Germany's eyes are focused particularly on hundreds of books and musical scores now in the famous Jagiellonian library in Cracow. According to German authorities they include items which are virtually beyond price, such as the original scores of Beethoven's eighth and ninth symphonies, part of Mozart's "Cosi Fan Tutte," Mendelsohn's "Midsummer Night's Dream" and other hand-written scores from almost every other prominent German-language composer, including Schubert, Schumann, Bach and Brahms. All these items went this week on public display in Cracow.

But that is far from all. The Germans say the Jagiellonian Library is also holding a part of Martin Luther's original hand-written translation of the Old Testament, a part of Goethe's "Faust" and other original works by Goethe, Schiller, Hegel, Fichte and Herder.

According to Germany, Poland is also holding about 3,000 mediaeval illuminated manuscripts, about 10,000 rare documents and around 210,000 rare autographs of famous political leaders, intellectuals, writers and philosophers.

Many of these treasures were originally in the Prussian State Library in Berlin. They were taken by the Nazis to Silesia and other areas to protect them from allied bombing raids. Some were stored at an abbey at Gruessau, now Krzeszow, in southwestern Poland. After the war, these territories became Polish and the cultural treasures fell into Polish hands.

The Polish government kept for many years its possession of the collections secret. Many believed these treasures had been lost in the havoc and destruction at the end of the war. It was not until 1977 that it became known that they were in the Jagiellonian Library, and that was largely by accident. It came out when a Polish delegation gave the East German communist leader Erich Honecker the manuscript of a Beethoven symphony and part of Mozart's "Magic Flute."
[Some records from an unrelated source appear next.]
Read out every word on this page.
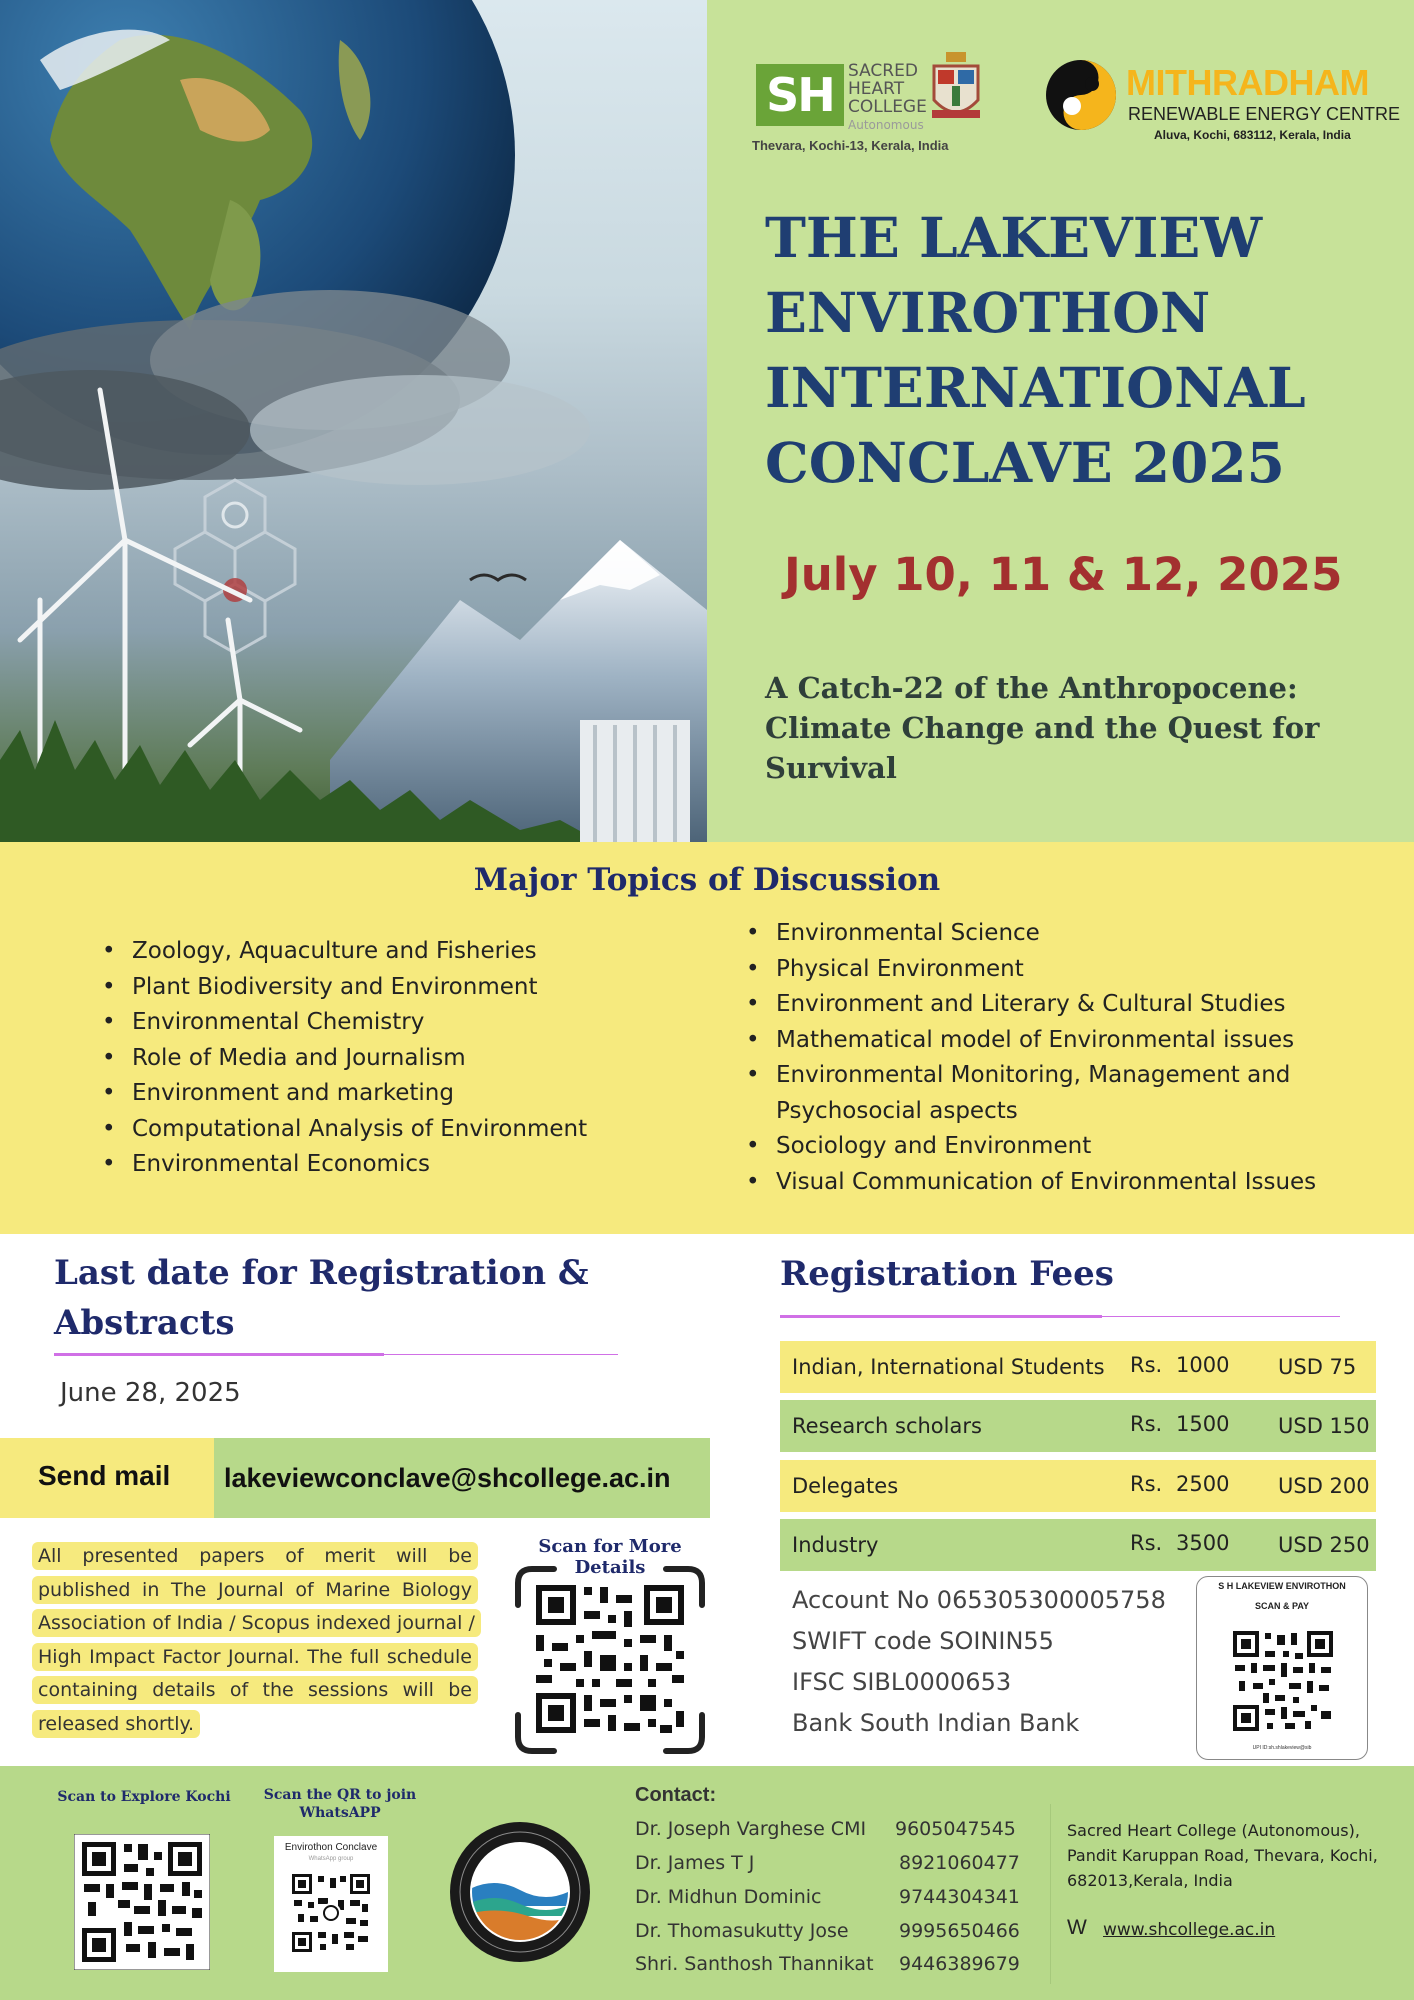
SH SACRED
HEART
COLLEGE
Autonomous
Thevara, Kochi-13, Kerala, India
MITHRADHAM
RENEWABLE ENERGY CENTRE
Aluva, Kochi, 683112, Kerala, India
THE LAKEVIEW ENVIROTHON INTERNATIONAL CONCLAVE 2025
July 10, 11 & 12, 2025
A Catch-22 of the Anthropocene: Climate Change and the Quest for Survival
Major Topics of Discussion
• Zoology, Aquaculture and Fisheries
• Plant Biodiversity and Environment
• Environmental Chemistry
• Role of Media and Journalism
• Environment and marketing
• Computational Analysis of Environment
• Environmental Economics
• Environmental Science
• Physical Environment
• Environment and Literary & Cultural Studies
• Mathematical model of Environmental issues
• Environmental Monitoring, Management and Psychosocial aspects
• Sociology and Environment
• Visual Communication of Environmental Issues
Last date for Registration & Abstracts
June 28, 2025
Send mail	lakeviewconclave@shcollege.ac.in

All presented papers of merit will be published in The Journal of Marine Biology Association of India / Scopus indexed journal / High Impact Factor Journal. The full schedule containing details of the sessions will be released shortly.

Scan for More Details
Registration Fees
Indian, International Students Rs. 1000 USD 75
Research scholars	Rs. 1500 USD 150
Delegates	Rs. 2500 USD 200
Industry	Rs. 3500 USD 250
Account No 065305300005758
SWIFT code SOININ55
IFSC SIBL0000653
Bank South Indian Bank
S H LAKEVIEW ENVIROTHON
SCAN & PAY
UPI ID:sh.shlakeview@sib
Scan to Explore Kochi Scan the QR to join WhatsAPP
Envirothon Conclave
WhatsApp group
Contact:
Dr. Joseph Varghese CMI 9605047545
Dr. James T J	8921060477
Dr. Midhun Dominic	9744304341
Dr. Thomasukutty Jose	9995650466
Shri. Santhosh Thannikat 9446389679
Sacred Heart College (Autonomous), Pandit Karuppan Road, Thevara, Kochi, 682013,Kerala, India
W www.shcollege.ac.in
German officials acknowledge that many Polish cultural officials now show a similar attitude as that adopted by the Russian Duma -- the treasures should remain in Poland as compensation for the thousands of Polish treasures looted or destroyed by the Germans during World War II.

For obvious reasons, numbers are hard to come by but some Polish officials estimate the number at around 35,000.

A German expert familiar with the problem, Wilfried Menghin from the Berlin Museum of Pre-History, says Germany could offer an exchange but the problem is finding Polish works. Hitler was determined to destroy Polish culture and the Nazis kept few records of what they looted or where they sent it. Some is probably held in private collections or has since been sold abroad.

Immediately after the war some items looted from Poland were returned. They include a Rembrandt and a Leonardo looted from the Czartoryski collection in Cracow by the German governor, Hans Frank. They were found in his villa in Bavaria. Another painting looted by Frank, Raphael's "Portrait of a Young Man" has never been found.

Germany has also returned to Poland the so-called Posen Gold treasure, which is a collection of ancient jewelry found in the city of Poznan.

German cultural officials say there was never any matching gesture from the Polish side.

Wojciech Kowalski, a Polish official who for a time was commissioner for the Polish cultural heritage abroad, suggested a few years ago that if Germany could not find the items looted from Poland, it could make restitution in other ways -- for instance by providing the funds to build a new wing at the Jagiellonian Library.

But public opinion is also an issue and, just as in Russia, many Poles see no reason to return the treasures to Germany. For the moment, Germany finds itself in an impasse, just as with Russia.